I think this book is trying to give people permission to get over it. But I’ll tell you one thing that I do think is probably a huge guilt thing, Jewish or not: the idea of being present for parents who clearly need you and want you — and still maintaining your own life, your own quality of life. They don’t have a quality of life, really. They don’t have anything to do. And when they love you to death, literally, like your parents love you, and like mine loved me, there’s tremendous guilt in not being there all the time. I think I did my best. I figured out, from a selfish point of view, what I could get out of it. Not that I was taking notes when this was happening, like Nora Ephron.
“Everything is copy”?
No. But I learned to play piano better, because I knew my father wanted to sing with me. And I figured out drives that we could take, that I loved, on the North Shore of Long Island, which is quite beautiful. And I had a good time. I mean, half of our times were good times. Did that help with the guilt that I wasn’t there all the time for him when he was asking me to spend eight hours a day? No. But it was something.
But my pop psychology remains that you worked through your mother’s death and your father’s singlehood in the last book, and now you’re working through both of your parents’ deaths in this book.
There’s a terrible scene in the book where we’re sitting in the hospital with my mom, and she’s been sick for 10 years, and you know, just a wreck. And she’s lying in this hospital bed for days and days, and I talk to a nurse who says, “This is what I usually see when somebody’s really about to go,” and mentions palliative care and a morphine drip. I said to my brother, “I think this may be the time to really just help ease Mom out.” And my brother said to me: “Why? Because it’s convenient for you?” That was, I thought, the most shocking thing ever — and it was terribly right at the same time. I was not wanting her out of that hospital, possibly with serious brain damage. Five years of serious illness is enough. But we don’t know that she really wanted to go.
As horrible as it must have been to get the call that your father had tried to kill himself, it also eliminated that anxiety of: “What does he want us to do?”
Oh, he made it very clear. My dad was a very pushy guy. He wanted to make it clear when he didn’t succeed at suicide. Then he was asking me to do him in. Which is really — you can do a whole bottle of Ambien and it’s not going to do the trick. So, do your research.
You did the research, but you didn’t tell him.
I researched it, and then I kept negotiating. “The bas mitzvah’s coming up, your granddaughter’s bas mitzvah. It’ll ruin the whole thing!” And then, “Oh, it’s your birthday coming up, and so you want to go back to Palm Beach.” Because do I want to be the son with the plastic bag and the helium tube? Not really. Would I have done it if it went on much longer? Yeah, I would’ve done it. I would’ve done it because I had some courage, after reading about how other people had done it.

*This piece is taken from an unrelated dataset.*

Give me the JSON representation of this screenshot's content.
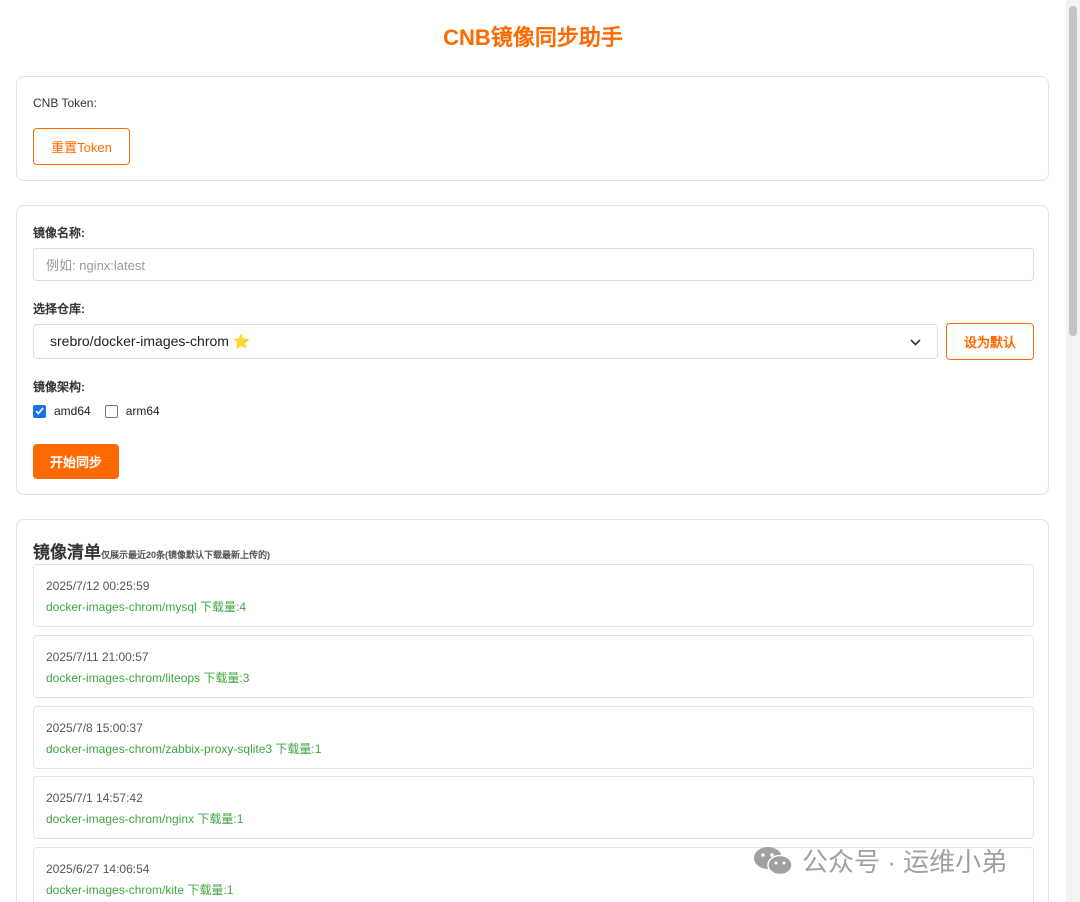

It gave me permission. That’s what I want this book to do. Not permission to off your parents, but permission to feel anything and laugh, and also look for, God forbid, the silver lining in this. How do you grow? How do you become a deeper person?

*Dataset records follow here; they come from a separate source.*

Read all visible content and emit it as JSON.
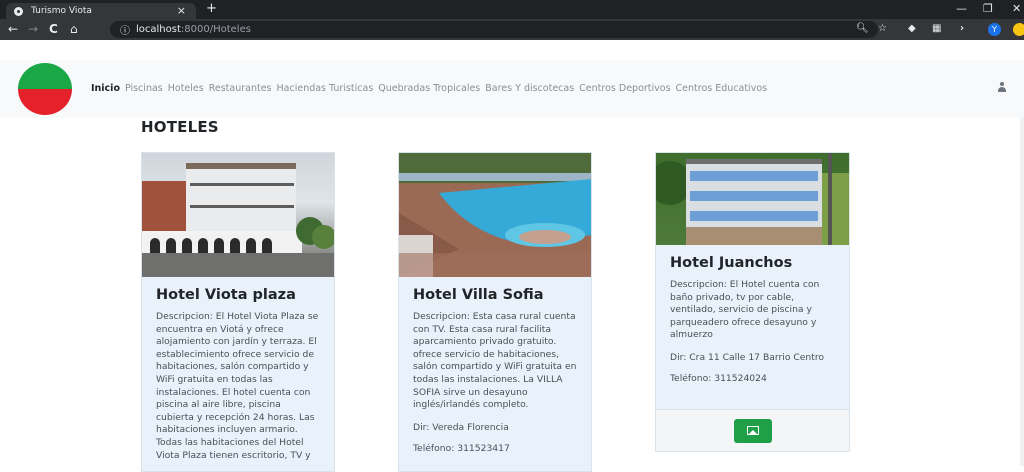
{
  "browser": {
    "tab_title": "Turismo Viota",
    "tab_close": "×",
    "new_tab": "+",
    "url_host": "localhost",
    "url_rest": ":8000/Hoteles",
    "profile_initial": "Y"
  },
  "nav": {
    "items": [
      "Inicio",
      "Piscinas",
      "Hoteles",
      "Restaurantes",
      "Haciendas Turisticas",
      "Quebradas Tropicales",
      "Bares Y discotecas",
      "Centros Deportivos",
      "Centros Educativos"
    ],
    "active_index": 0
  },
  "page": {
    "title": "HOTELES"
  },
  "hotels": [
    {
      "name": "Hotel Viota plaza",
      "description": "Descripcion: El Hotel Viota Plaza se encuentra en Viotá y ofrece alojamiento con jardín y terraza. El establecimiento ofrece servicio de habitaciones, salón compartido y WiFi gratuita en todas las instalaciones. El hotel cuenta con piscina al aire libre, piscina cubierta y recepción 24 horas. Las habitaciones incluyen armario. Todas las habitaciones del Hotel Viota Plaza tienen escritorio, TV y"
    },
    {
      "name": "Hotel Villa Sofia",
      "description": "Descripcion: Esta casa rural cuenta con TV. Esta casa rural facilita aparcamiento privado gratuito. ofrece servicio de habitaciones, salón compartido y WiFi gratuita en todas las instalaciones. La VILLA SOFIA sirve un desayuno inglés/irlandés completo.",
      "address": "Dir: Vereda Florencia",
      "phone": "Teléfono: 311523417"
    },
    {
      "name": "Hotel Juanchos",
      "description": "Descripcion: El Hotel cuenta con baño privado, tv por cable, ventilado, servicio de piscina y parqueadero ofrece desayuno y almuerzo",
      "address": "Dir: Cra 11 Calle 17 Barrio Centro",
      "phone": "Teléfono: 311524024"
    }
  ],
  "colors": {
    "flag_green": "#1aa745",
    "flag_red": "#e5222b",
    "button_green": "#1e9f48"
  }
}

Do you think your parents would have liked the book?
No. Do you?
Yes. First of all, you make very clear that your father kvelled over everything that you wrote and did. And second, it’s incredibly loving; it shows incredible devotion to them.
Well, my father loves attention, so maybe. My mom was pretty shy. My father liked to control a lot, and so I’m not sure how he would feel. I’m worried to death that somebody will take issue, but what am I going to do?
What are you going to do?
You have to call it as you see it, and I just hope that there’s a catharsis. That little catharsis that you had is — I’m getting that response, even from some of the critics. There seems to be a lot of crying. And I think that’s a compliment. Or else people are mad that the book is $25 and a waste of their money.